J. del Valle, et al., “Resistive asymmetry due to spatial confinement in first-order phase transitions”, PHYSICAL REVIEW B, vol. 98, p. 045123, 2018.Abstract
We report an asymmetry in the R vs T characteristics across the first-order metal-insulator transition (MIT) of V2O3 nanowires. The resistance changes in a few, large jumps during cooling through the MIT, while it does it in a smoother way during warming. The asymmetry is greatly enhanced as the width of the nanowire approaches a characteristic domain size. Our results, together with previous reports on VO2 {[}W. Fan et al., Phys. Rev.
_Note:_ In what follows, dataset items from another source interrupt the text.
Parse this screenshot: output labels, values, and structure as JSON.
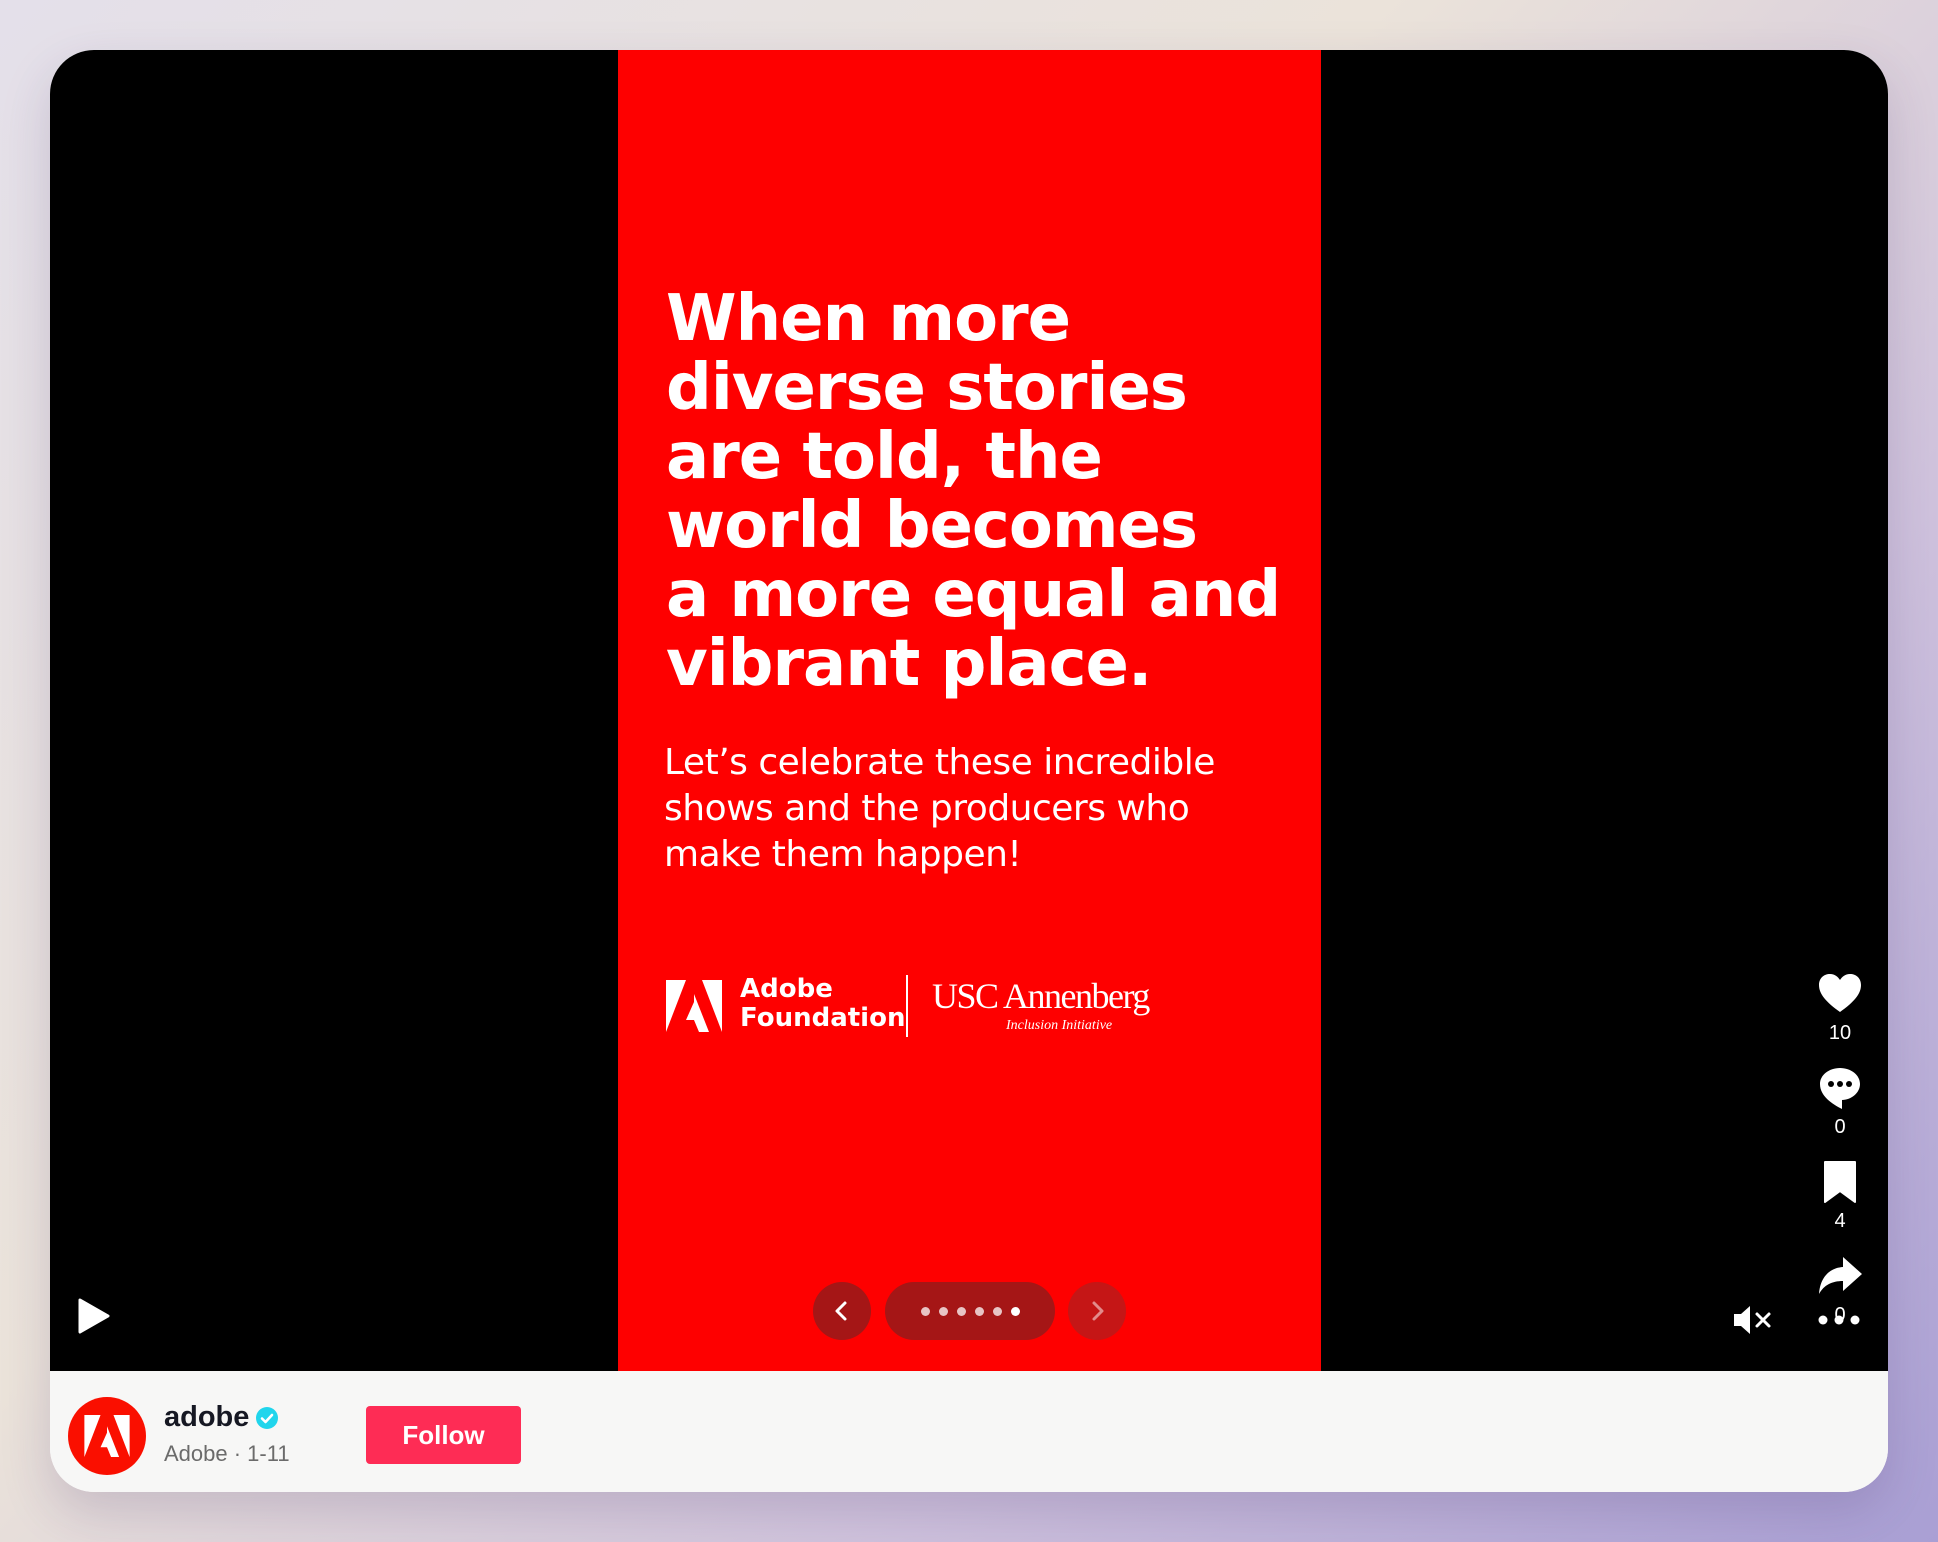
{
  "slide": {
    "headline": "When more\ndiverse stories\nare told, the\nworld becomes\na more equal and\nvibrant place.",
    "subtext": "Let’s celebrate these incredible\nshows and the producers who\nmake them happen!",
    "logos": {
      "adobe_foundation": "Adobe\nFoundation",
      "usc": "USC Annenberg",
      "usc_sub": "Inclusion Initiative"
    },
    "background_color": "#fe0000"
  },
  "carousel": {
    "total_slides": 6,
    "active_index": 5
  },
  "actions": {
    "likes": "10",
    "comments": "0",
    "saves": "4",
    "shares": "0"
  },
  "icons": [
    "play-icon",
    "heart-icon",
    "comment-icon",
    "bookmark-icon",
    "share-icon",
    "mute-icon",
    "more-icon",
    "chevron-left-icon",
    "chevron-right-icon",
    "verified-icon",
    "adobe-logo-icon"
  ],
  "author": {
    "username": "adobe",
    "meta": "Adobe · 1-11",
    "follow_label": "Follow"
  },
  "colors": {
    "accent": "#fe2c55",
    "adobe_red": "#fa0f00",
    "verified": "#20d5ec"
  }
}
B 83, 235102 (2011)] and FeRh {[}V. Uhlir et al., Nat. Commun. 7, 13113 (2016)] imply that asymmetry is a generic feature of first-order phase transitions in one-dimensional systems. We show that this behavior is a simple, elegant consequence of the combined effects of the transition hysteresis and the temperature dependence of the insulating gap in this case (and generically, the order parameter relevant for the physical observable). We conclude that our proposed asymmetry mechanism is universally applicable to many electronic first-order phase transitions.